MH: They were playing it over in Saigon as propaganda.
B&H: I hear you’ve reworked it as "Hymn No. 9/11."
MH: Yeah, I just changed two words from Vietnam to Baghdad. It serves the same purpose.
B&H: I didn’t realize until I was doing some background research that Lee Moses plays guitar on your 1972 LP, Truth.
MH: Oh, I saw Lee when he first played the guitar when he was 13 years old. He used to drive me crazy but he played one song so much he could play it perfect. His name is Vincent Lee Moses, I used to call him Vincent.
B&H: He’s one of those Atlanta guys that never really gets the credit they deserve.
MH: Yeah, they don’t, man. Tommy Brown is one of the greatest blues singers ever, who wrote “Honky Tonk.” Man, he was one of the first cats out of Georgia to get the kind of hits we used to dream of. He had a record that was No. 1 on the charts for a year on Billboard. Now he’s in Atlanta struggling because he watched the city of Atlanta administration – that’s not from Atlanta – come in and destroy all the heritage of Atlanta and they call the blues “jazz” and all this foolishness. It’s pitiful the way they abuse our music. Atlanta has a rich history: Chuck Willis, myself, Grover Mitchell, Billy Wright, Fat Jackson, Freddie Terrell, Tee Fletcher. But I wouldn’t leave New York to go to heaven.
B&H: Tell me about some of your experiences playing with the biggest names in soul music, like James Brown, Wilson Pickett, and Otis Redding.
MH: Well, I played with James Brown for a couple of shows but I smacked his ass so bad he paid me to get away from him. I am a very dynamic performer. I can be your best friend but when I go out on stage I’m fittin’ to kick your ass. It’s just business, it ain’t nothing personal and I’m known for that. He paid me to get away from him. He didn’t want nobody on the show that could outshine him but I don’t blame him. That’s why a lot of the big acts like Wilson Pickett wouldn’t work with me. Joe Tex was the only one that would work with me and we were really tight.
B&H: So did you play a lot of shows here in Texas back in the day?
MH: I didn’t play Texas that much but Joe Tex booked me at the Apollo, the first time I ever played the Apollo. I smacked him on the show real good but he didn’t get mad. I was opening the show and I had never played the Apollo. The first show I destroyed him so bad he sent his valet up to my room and told me I ain’t opening the show no more, I was going to co-star with him. And we had a real nice show.
B&H: Is it true you tried to cut James Brown’s processed hair one time before he sang “I’m Black and I’m Proud”?
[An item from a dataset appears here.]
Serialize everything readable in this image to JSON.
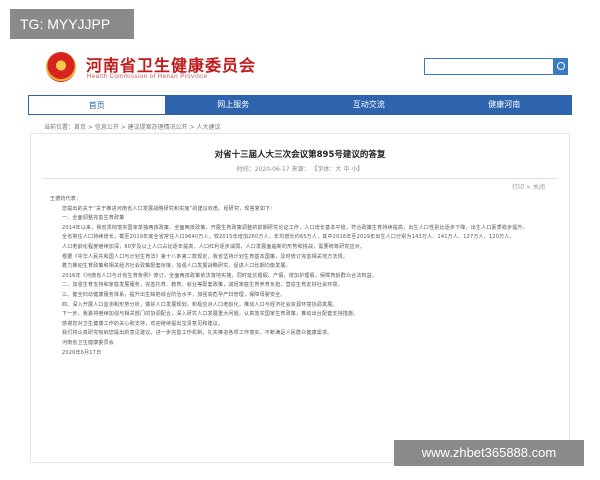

MH: No sir, that is not the truth. It was H. Rap Brown and Stokely Carmichael. From what I understand they told him, before he goes on stage and says, “I’m black and I’m proud,” he was not gonna rep with no conkalean, so they made him cut it off before he went on stage. I didn’t have nothing to do with it, I just know about it. What does it say to those black kids when you say you’re black and you’re proud and your hair is creased the way a comb is? You should be happy with your hair nappy. I don’t know what the problem is.
B&H: On Saturday you’re going to be playing with Archie Bell and Barbara Lynn. Did you play with either of them back in the day?
MH: I knew Archie when he was 100 pounds lighter [laughs]. I call him Big Archie, a walking McDonald’s. We worked together in Brooklyn and the last time I saw him he had gotten so big I had to hug both sides. When he reads this he’s gonna be mad. But yeah Archie, I love your big, fat butt! He told me once, “I’m a seafood eater, I eat all the food I see!” That’s my buddy. He’s responsible for me coming down there and I’m gonna be his house guest in Houston. Archie and I are very close friends.